> Go ask the operator of a Chinese room to do some math they weren't taught in school, and see if the translation guide helps.
That analogy only holds if LLMs can solve novel problems that can be proven to not exist in any form in their training material.
They do. Spend some time using a modern reasoning model. There is a class of interesting problems, nestled between trivial ones whose answers can simply be regurgitated and difficult ones that either yield nonsense or involve tool use, that transformer networks can absolutely, incontrovertibly reason about.
Have any LLMs solved any of the big (or even lesser known) unanswered problems in math, physics, computer science?
It may appear that they are solving novel problems but given the size of their training set they have probably seen them. There are very few questions a person can come up with that haven't already been asked and answered somewhere.
Google's AlphaEvolve recently produced a novel matrix multiplication function slightly faster than the previous state of the art that couldn't have been in any training data. While not a hard unsolved problem, I think it's good evidence that an LLM is capable of synthesizing new solutions to problems.
Reason about: sure. Independently solve novel ones without extreme amounts of guidance: I have yet to see it.

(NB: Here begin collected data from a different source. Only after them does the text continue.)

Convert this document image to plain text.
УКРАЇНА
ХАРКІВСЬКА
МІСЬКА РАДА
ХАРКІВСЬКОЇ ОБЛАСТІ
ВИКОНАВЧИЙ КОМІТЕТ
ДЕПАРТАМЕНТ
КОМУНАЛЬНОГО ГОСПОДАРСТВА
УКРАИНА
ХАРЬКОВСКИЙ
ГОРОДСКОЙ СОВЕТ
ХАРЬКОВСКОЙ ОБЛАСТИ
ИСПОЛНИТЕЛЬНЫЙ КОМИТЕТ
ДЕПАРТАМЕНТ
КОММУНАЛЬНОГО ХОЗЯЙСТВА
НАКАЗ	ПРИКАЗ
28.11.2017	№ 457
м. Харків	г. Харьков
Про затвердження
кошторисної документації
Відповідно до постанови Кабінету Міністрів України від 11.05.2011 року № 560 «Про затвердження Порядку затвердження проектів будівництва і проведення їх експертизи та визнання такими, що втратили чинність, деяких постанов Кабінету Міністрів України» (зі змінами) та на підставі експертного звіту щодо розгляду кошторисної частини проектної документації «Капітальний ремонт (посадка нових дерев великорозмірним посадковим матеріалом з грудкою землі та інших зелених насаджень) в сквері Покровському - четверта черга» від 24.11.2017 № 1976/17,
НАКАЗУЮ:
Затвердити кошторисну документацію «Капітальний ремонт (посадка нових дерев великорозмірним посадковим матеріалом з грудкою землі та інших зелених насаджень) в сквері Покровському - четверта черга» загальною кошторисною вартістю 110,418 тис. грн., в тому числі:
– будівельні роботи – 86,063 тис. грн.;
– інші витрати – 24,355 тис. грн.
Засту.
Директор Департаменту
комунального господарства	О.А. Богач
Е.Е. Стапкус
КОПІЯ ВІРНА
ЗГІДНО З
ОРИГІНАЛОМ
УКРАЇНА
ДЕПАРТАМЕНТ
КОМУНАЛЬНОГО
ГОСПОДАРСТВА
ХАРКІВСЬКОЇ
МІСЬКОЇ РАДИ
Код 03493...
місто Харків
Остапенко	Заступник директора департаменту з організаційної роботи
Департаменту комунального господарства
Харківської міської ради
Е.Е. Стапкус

Granted, for most language and programming tasks, you don’t need the latter, only the former.
99.9% of humans will never solve a novel problem. It's a bad benchmark to use here
But they will solve a problem novel to them, since they haven't read all of the text that exists.
I agree. But it’s worth being somewhat skeptical of ASI scenarios if you can’t, for example, give a well formulated math problem to a LLM and it cannot solve it. Until we get a Reimann hypothesis calculator (or equivalent for hard/old unsolved maths) it’s kind of silly to be debating the extreme ends of AI cognition theory
"I'm taking this talking dog right back to the pound. It completely whiffed on both Riemann and Goldbach. And you should see the buffer overflows in the C++ code it wrote for me."
I have been able to get chatgpt to synthesize in the edges of two domains in ideaspace, say, psychology and economics, but surprisingly it struggled helping me write ODE code in go. In the first case, I think it actually synthesized. In the latter it couldn't extrapolate enough ideas from the two fields into one.
How can you distinguish "I think it did something really impressive in the first case but not the second" from "it spat out something that looked interesting in both cases but in the latter case there was an objective criteria that exposed a lack of true understanding"?
It's famously easier to impress people with soft-sciences speculation than it is to impress the rules of math or compilers.
I think people give training data too much credit. Obviously it's important, but it also isn't a database of knowledge like it's made out to be.
You can see this in riddles that are obviously in the training set, but older or lighter models still get them wrong. Or situations where the model gets them right, but uses a different method than the ones used in the training set.